Ariadne raised her head, and looked before her. She had come to a halt before a large shrub that delineated the carefully tended herb garden from the wilds beyond it. The shrub’s dense gray-green foliage was broken here and there by large white, open-petaled flowers.

Ariadne reached out a hand and touched very gently one of the flowers.

They trembled at her contact.

AROUND THE AEGEAN, IN THEIR HIDDEN, MYSTERIOUS places, so also trembled the flower gate sorceries that guarded the entrances to the founding labyrinths of several score of cities.

‘SUCH DEAR FLOWERS,” SAID ARIADNE. THEN, WITH AN abrupt, savage movement, she twisted the flower free from the shrub.

‘Thera,” she said, “who shall be the first.”

She held the flower in the palm of her hand for a moment, smiling at it with almost as much tenderness as she bestowed on her daughter, and then, resuming her strange, low singing, she wound the flower into

the wickerwork of her daughter’s basket.

So Ariadne continued, her voice growing stronger, the words she sang darker. Flower after flower she snapped, pausing in her singing only long enough to bestow upon each flower the name of a city in which she knew lurked a labyrinth, a city that depended for its well-being on the labyrinth within its foundations. Eventually, as Ariadne plucked flower after flower from the shrub, her child was surrounded by a ribbon of woven flowers about the top of the basket.

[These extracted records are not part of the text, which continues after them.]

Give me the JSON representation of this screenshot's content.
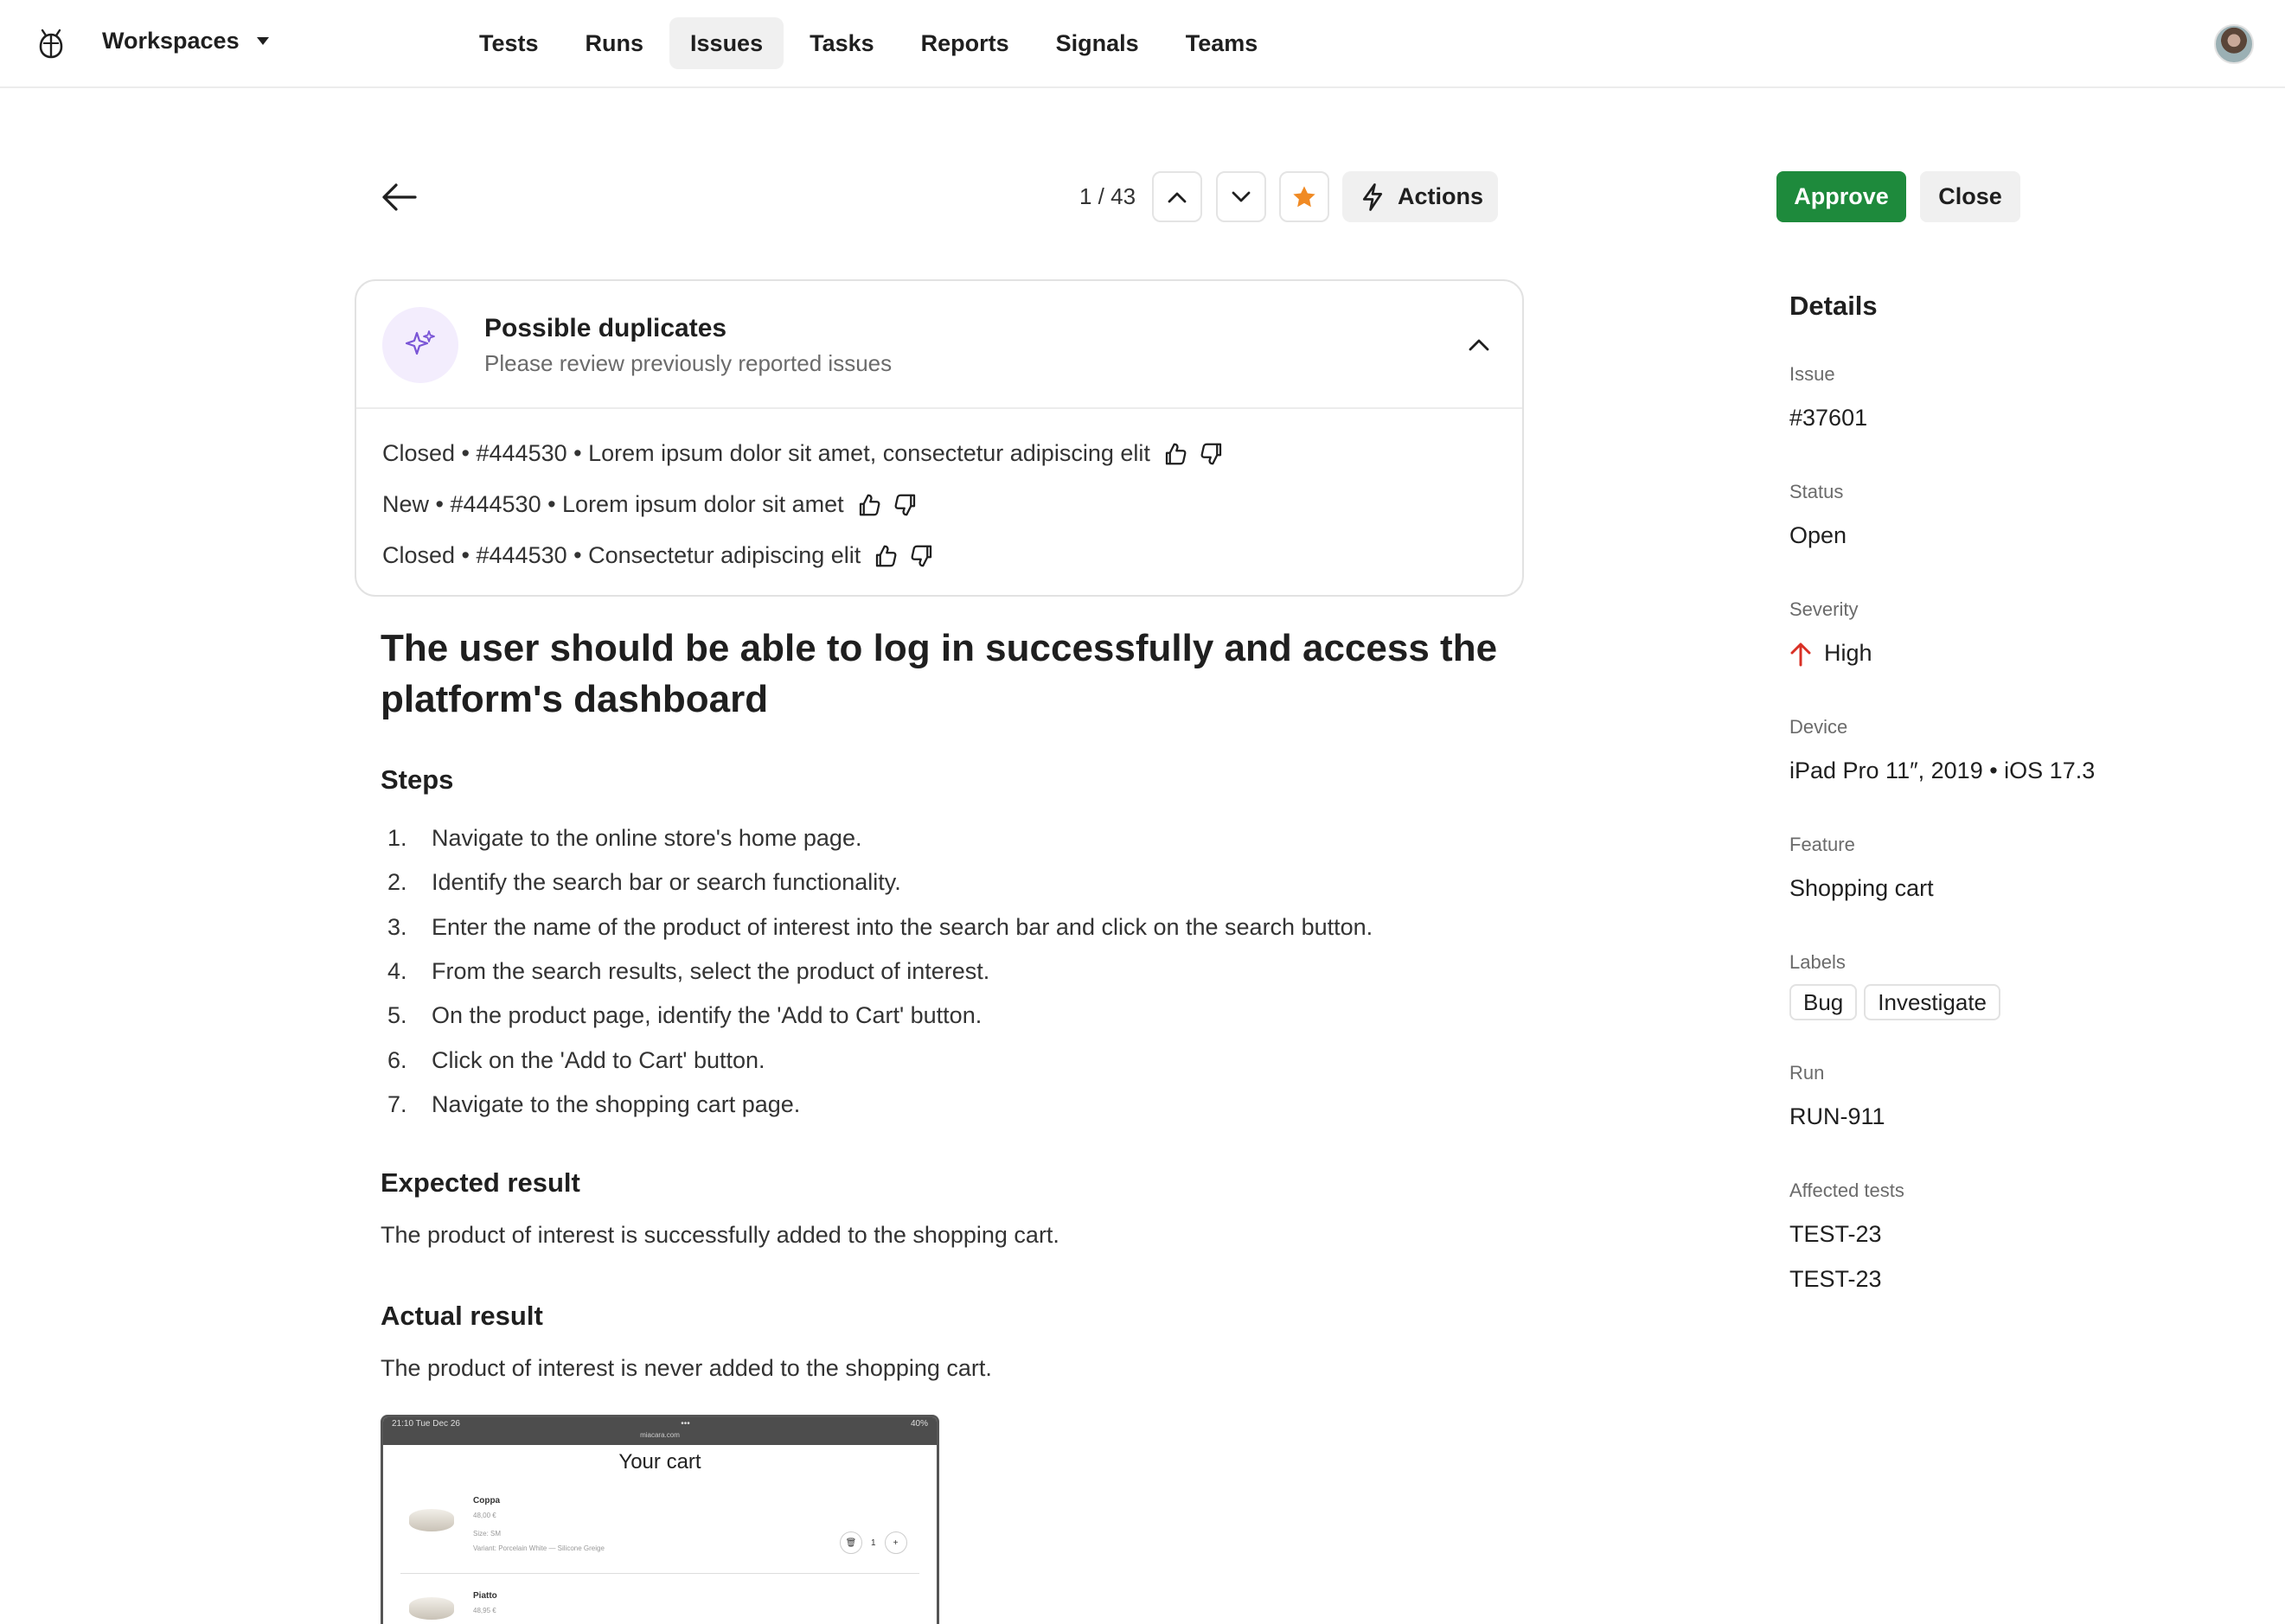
{
  "nav": {
    "workspace_label": "Workspaces",
    "items": [
      {
        "label": "Tests",
        "active": false
      },
      {
        "label": "Runs",
        "active": false
      },
      {
        "label": "Issues",
        "active": true
      },
      {
        "label": "Tasks",
        "active": false
      },
      {
        "label": "Reports",
        "active": false
      },
      {
        "label": "Signals",
        "active": false
      },
      {
        "label": "Teams",
        "active": false
      }
    ]
  },
  "toolbar": {
    "counter": "1 / 43",
    "actions_label": "Actions",
    "approve_label": "Approve",
    "close_label": "Close",
    "star_color": "#f08a24"
  },
  "duplicates": {
    "title": "Possible duplicates",
    "subtitle": "Please review previously reported issues",
    "items": [
      {
        "text": "Closed • #444530 • Lorem ipsum dolor sit amet, consectetur adipiscing elit"
      },
      {
        "text": "New • #444530 • Lorem ipsum dolor sit amet"
      },
      {
        "text": "Closed • #444530 • Consectetur adipiscing elit"
      }
    ]
  },
  "issue": {
    "title": "The user should be able to log in successfully and access the platform's dashboard",
    "steps_heading": "Steps",
    "steps": [
      {
        "num": "1.",
        "text": "Navigate to the online store's home page."
      },
      {
        "num": "2.",
        "text": "Identify the search bar or search functionality."
      },
      {
        "num": "3.",
        "text": "Enter the name of the product of interest into the search bar and click on the search button."
      },
      {
        "num": "4.",
        "text": "From the search results, select the product of interest."
      },
      {
        "num": "5.",
        "text": "On the product page, identify the 'Add to Cart' button."
      },
      {
        "num": "6.",
        "text": "Click on the 'Add to Cart' button."
      },
      {
        "num": "7.",
        "text": "Navigate to the shopping cart page."
      }
    ],
    "expected_heading": "Expected result",
    "expected_text": "The product of interest is successfully added to the shopping cart.",
    "actual_heading": "Actual result",
    "actual_text": "The product of interest is never added to the shopping cart."
  },
  "attachment": {
    "status_time": "21:10  Tue Dec 26",
    "status_dots": "•••",
    "status_right": "40%",
    "url": "miacara.com",
    "title": "Your cart",
    "item1_name": "Coppa",
    "item1_price": "48,00 €",
    "item1_size": "Size: SM",
    "item1_variant": "Variant: Porcelain White — Silicone Greige",
    "item1_qty": "1",
    "item2_name": "Piatto",
    "item2_price": "48,95 €"
  },
  "details": {
    "heading": "Details",
    "issue_label": "Issue",
    "issue_value": "#37601",
    "status_label": "Status",
    "status_value": "Open",
    "severity_label": "Severity",
    "severity_value": "High",
    "severity_color": "#d93025",
    "device_label": "Device",
    "device_value": "iPad Pro 11″, 2019 • iOS 17.3",
    "feature_label": "Feature",
    "feature_value": "Shopping cart",
    "labels_label": "Labels",
    "labels": [
      "Bug",
      "Investigate"
    ],
    "run_label": "Run",
    "run_value": "RUN-911",
    "affected_label": "Affected tests",
    "affected_tests": [
      "TEST-23",
      "TEST-23"
    ]
  }
}
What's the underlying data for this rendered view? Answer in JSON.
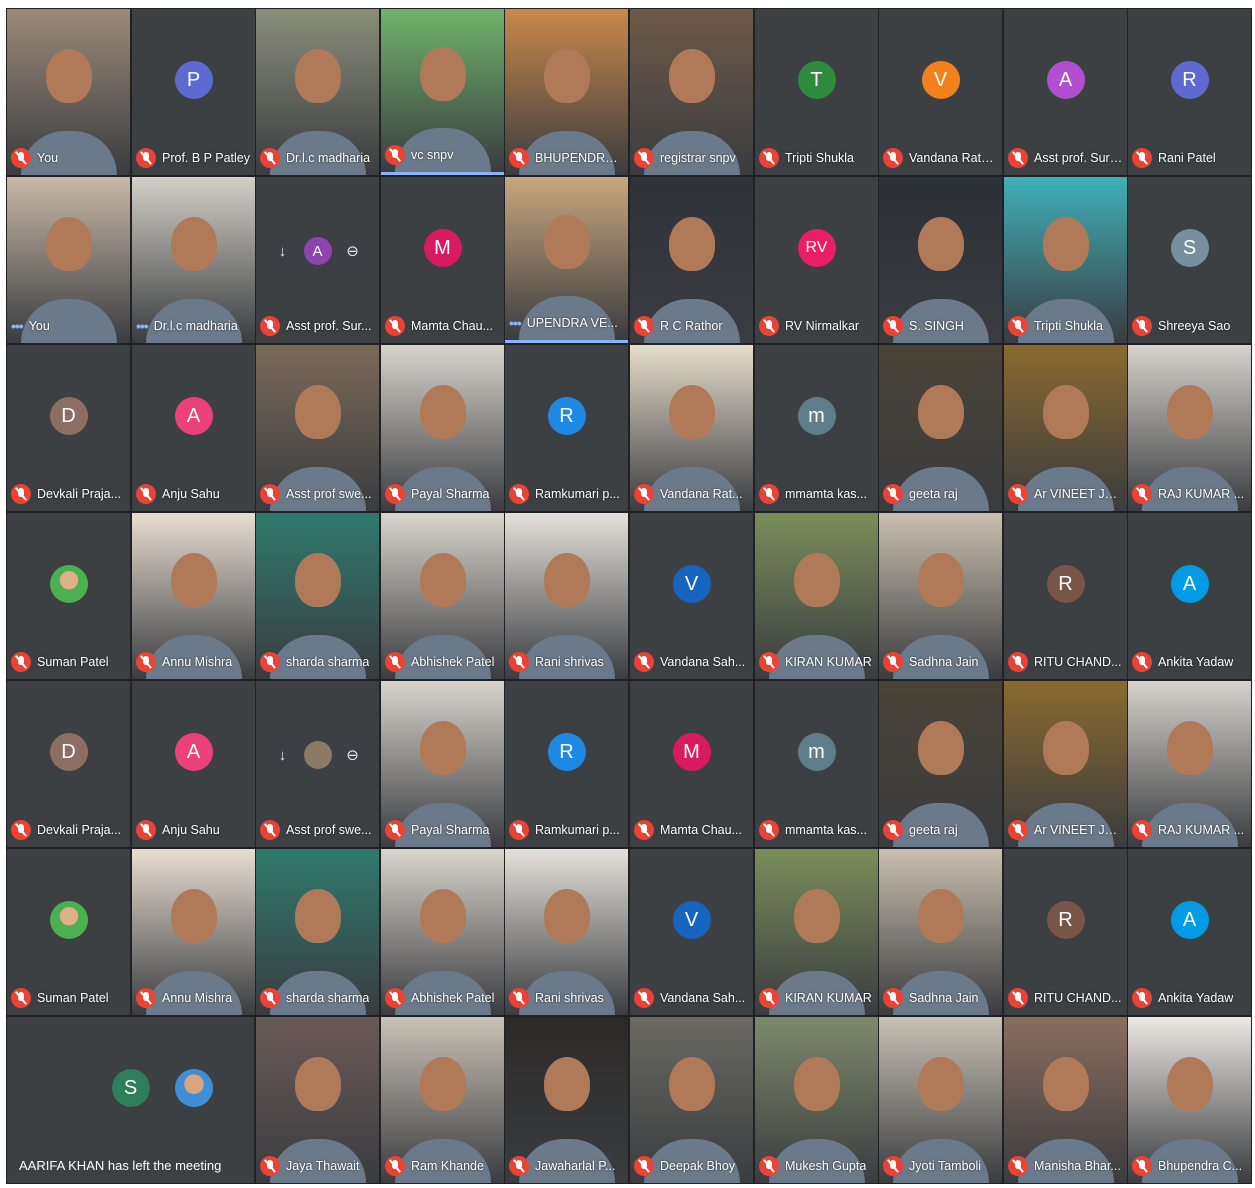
{
  "meeting": {
    "left_notification": "AARIFA KHAN has left the meeting",
    "rows": [
      [
        {
          "name": "You",
          "kind": "video",
          "tone": "#9a8a78"
        },
        {
          "name": "Prof. B P Patley",
          "kind": "avatar",
          "initial": "P",
          "color": "#5e6ad2"
        },
        {
          "name": "Dr.l.c madharia",
          "kind": "video",
          "tone": "#8a8e7a"
        },
        {
          "name": "vc snpv",
          "kind": "video",
          "tone": "#6fb36a",
          "speaking": true
        },
        {
          "name": "BHUPENDRA K...",
          "kind": "video",
          "tone": "#c9884a"
        },
        {
          "name": "registrar snpv",
          "kind": "video",
          "tone": "#6e5a48"
        },
        {
          "name": "Tripti Shukla",
          "kind": "avatar",
          "initial": "T",
          "color": "#2e8b3e"
        },
        {
          "name": "Vandana Rathore",
          "kind": "avatar",
          "initial": "V",
          "color": "#f2801d"
        },
        {
          "name": "Asst prof. Sure...",
          "kind": "avatar",
          "initial": "A",
          "color": "#b14fd0"
        },
        {
          "name": "Rani Patel",
          "kind": "avatar",
          "initial": "R",
          "color": "#5e6ad2"
        }
      ],
      [
        {
          "name": "You",
          "kind": "video",
          "tone": "#c7b9a6",
          "dots": true
        },
        {
          "name": "Dr.l.c madharia",
          "kind": "video",
          "tone": "#d2cfc6",
          "dots": true
        },
        {
          "name": "Asst prof. Sur...",
          "kind": "hover",
          "initial": "A",
          "color": "#8e44ad"
        },
        {
          "name": "Mamta Chau...",
          "kind": "avatar",
          "initial": "M",
          "color": "#d81b60"
        },
        {
          "name": "UPENDRA VE...",
          "kind": "video",
          "tone": "#c8a77e",
          "dots": true,
          "speaking": true
        },
        {
          "name": "R C Rathor",
          "kind": "video",
          "tone": "#30323a"
        },
        {
          "name": "RV Nirmalkar",
          "kind": "avatar",
          "initial": "RV",
          "color": "#e91e63"
        },
        {
          "name": "S. SINGH",
          "kind": "video",
          "tone": "#2c3136"
        },
        {
          "name": "Tripti Shukla",
          "kind": "video",
          "tone": "#3fb0b8"
        },
        {
          "name": "Shreeya Sao",
          "kind": "avatar",
          "initial": "S",
          "color": "#78909c"
        }
      ],
      [
        {
          "name": "Devkali Praja...",
          "kind": "avatar",
          "initial": "D",
          "color": "#8d6e63"
        },
        {
          "name": "Anju Sahu",
          "kind": "avatar",
          "initial": "A",
          "color": "#ec407a"
        },
        {
          "name": "Asst prof swe...",
          "kind": "video",
          "tone": "#7a6a58"
        },
        {
          "name": "Payal Sharma",
          "kind": "video",
          "tone": "#d8d4cc"
        },
        {
          "name": "Ramkumari p...",
          "kind": "avatar",
          "initial": "R",
          "color": "#1e88e5"
        },
        {
          "name": "Vandana Rat...",
          "kind": "video",
          "tone": "#e6dccb"
        },
        {
          "name": "mmamta kas...",
          "kind": "avatar",
          "initial": "m",
          "color": "#607d8b"
        },
        {
          "name": "geeta raj",
          "kind": "video",
          "tone": "#4a4436"
        },
        {
          "name": "Ar VINEET JA...",
          "kind": "video",
          "tone": "#8a6a2e"
        },
        {
          "name": "RAJ KUMAR ...",
          "kind": "video",
          "tone": "#d6d2cc"
        }
      ],
      [
        {
          "name": "Suman Patel",
          "kind": "video-small",
          "tone": "#4caf50"
        },
        {
          "name": "Annu Mishra",
          "kind": "video",
          "tone": "#e8ddd0"
        },
        {
          "name": "sharda sharma",
          "kind": "video",
          "tone": "#2f7a6e"
        },
        {
          "name": "Abhishek Patel",
          "kind": "video",
          "tone": "#d9d4cc"
        },
        {
          "name": "Rani shrivas",
          "kind": "video",
          "tone": "#e4e0da"
        },
        {
          "name": "Vandana Sah...",
          "kind": "avatar",
          "initial": "V",
          "color": "#1565c0"
        },
        {
          "name": "KIRAN KUMAR",
          "kind": "video",
          "tone": "#7a8e5a"
        },
        {
          "name": "Sadhna Jain",
          "kind": "video",
          "tone": "#c9bfae"
        },
        {
          "name": "RITU CHAND...",
          "kind": "avatar",
          "initial": "R",
          "color": "#795548"
        },
        {
          "name": "Ankita Yadaw",
          "kind": "avatar",
          "initial": "A",
          "color": "#039be5"
        }
      ],
      [
        {
          "name": "Devkali Praja...",
          "kind": "avatar",
          "initial": "D",
          "color": "#8d6e63"
        },
        {
          "name": "Anju Sahu",
          "kind": "avatar",
          "initial": "A",
          "color": "#ec407a"
        },
        {
          "name": "Asst prof swe...",
          "kind": "hover",
          "initial": "",
          "color": "#8a7a66"
        },
        {
          "name": "Payal Sharma",
          "kind": "video",
          "tone": "#d8d4cc"
        },
        {
          "name": "Ramkumari p...",
          "kind": "avatar",
          "initial": "R",
          "color": "#1e88e5"
        },
        {
          "name": "Mamta Chau...",
          "kind": "avatar",
          "initial": "M",
          "color": "#d81b60"
        },
        {
          "name": "mmamta kas...",
          "kind": "avatar",
          "initial": "m",
          "color": "#607d8b"
        },
        {
          "name": "geeta raj",
          "kind": "video",
          "tone": "#4a4436"
        },
        {
          "name": "Ar VINEET JA...",
          "kind": "video",
          "tone": "#8a6a2e"
        },
        {
          "name": "RAJ KUMAR ...",
          "kind": "video",
          "tone": "#d6d2cc"
        }
      ],
      [
        {
          "name": "Suman Patel",
          "kind": "video-small",
          "tone": "#4caf50"
        },
        {
          "name": "Annu Mishra",
          "kind": "video",
          "tone": "#e8ddd0"
        },
        {
          "name": "sharda sharma",
          "kind": "video",
          "tone": "#2f7a6e"
        },
        {
          "name": "Abhishek Patel",
          "kind": "video",
          "tone": "#d9d4cc"
        },
        {
          "name": "Rani shrivas",
          "kind": "video",
          "tone": "#e4e0da"
        },
        {
          "name": "Vandana Sah...",
          "kind": "avatar",
          "initial": "V",
          "color": "#1565c0"
        },
        {
          "name": "KIRAN KUMAR",
          "kind": "video",
          "tone": "#7a8e5a"
        },
        {
          "name": "Sadhna Jain",
          "kind": "video",
          "tone": "#c9bfae"
        },
        {
          "name": "RITU CHAND...",
          "kind": "avatar",
          "initial": "R",
          "color": "#795548"
        },
        {
          "name": "Ankita Yadaw",
          "kind": "avatar",
          "initial": "A",
          "color": "#039be5"
        }
      ],
      [
        {
          "name": "",
          "kind": "left",
          "initial": "S",
          "color": "#2e7d5b"
        },
        {
          "name": "",
          "kind": "left-photo",
          "tone": "#3f8ed8"
        },
        {
          "name": "Jaya Thawait",
          "kind": "video",
          "tone": "#6a5a58"
        },
        {
          "name": "Ram Khande",
          "kind": "video",
          "tone": "#c9c2b6"
        },
        {
          "name": "Jawaharlal P...",
          "kind": "video",
          "tone": "#2c2a28"
        },
        {
          "name": "Deepak Bhoy",
          "kind": "video",
          "tone": "#6a6a62"
        },
        {
          "name": "Mukesh Gupta",
          "kind": "video",
          "tone": "#7d8a6a"
        },
        {
          "name": "Jyoti Tamboli",
          "kind": "video",
          "tone": "#c8c2b4"
        },
        {
          "name": "Manisha Bhar...",
          "kind": "video",
          "tone": "#8a6e5e"
        },
        {
          "name": "Bhupendra C...",
          "kind": "video",
          "tone": "#ebe7e2"
        }
      ]
    ]
  }
}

Ariadne’s thread. The filament that either saves, or destroys.

WHEN SHE HAD FINISHED, AND HER DARKCRAFT WAS woven, Ariadne cradled the flowered basket in her arms and smiled at her daughter.

‘Soon,” she whispered. “Soon, my darling.”

She looked back to the shrub. It was denuded of all flowers save one, and at the sight of that remaining flower Ariadne’s mouth curled in secret delight.

That labyrinth was particularly well hidden in a city extraordinarily undistinguished, and she doubted Asterion knew of its existence. If it survived its influence would be minimal, her brother would never sense its presence, and it would not serve to hold him.

But it would be enough for her purpose, when it was time.

When she was safe.

When she was strong enough to dare.

THREE m Irrelevance. Decay. Death. Catastrophe. Every place that Theseus lay foot, everything he touched, every part of his world. This was Ariadne’s curse.

And with it, in gratitude to Asterion for teaching her the darkcraft, Ariadne did what only she had the power to do.

She unwound the Game—that great and ancient sorcery that underpinned and protected the entire Aegean world.

IT BEGAN NINE DAYS AFTER ARIADNE TWINED THE flowers into the basket that cradled her daughter. Meriam, the midwife who had thought to cut Ariadne open to save her child, was standing in the central village open space, the beach where Theseus had abandoned Ariadne a bare two weeks previously some sixty paces distant to the south. It was dawn, the air chill, only the faintest of pink staining the eastern sky, the birds in their trees chirping quietly to start the day.

Meriam had no thought for the beauty of the beach, the dawn light, or even for the sweet melodies of the birds.

Instead, she stared frowning at the empty wicker basket lying at her feet. Flowers, withered and colorless, still wound about its rim.

‘Why didn’t she take it with her?” Meriam muttered, then bent to pick up the basket.

In the instant before her fingers touched the basket, one of the flowers slid free from the wickerwork and fell to the earth.

The instant it hit, the chorus of the birds turned from melody to a frightful, fractured screaming.

Instinctively Meriam straightened and looked about her, her heart thudding. Birds rose in chaotic clouds from the trees surrounding the village, milled briefly in the air, then turned to fly north.

Their screams sounded like the shriek of a blade on a whetstone.

Meriam put her hands over her ears and half crouched, panicked, but not knowing what to do.

She wanted to run, but she did not know what to run from, or where to run to.

About her, men, women, and children were stumbling from doorways, pulling clothes about them, shouting in confusion.

Something terrible was about to happen, Meriam knew it, just as certainly as she knew that whatever was going to happen was a result of Ariadne.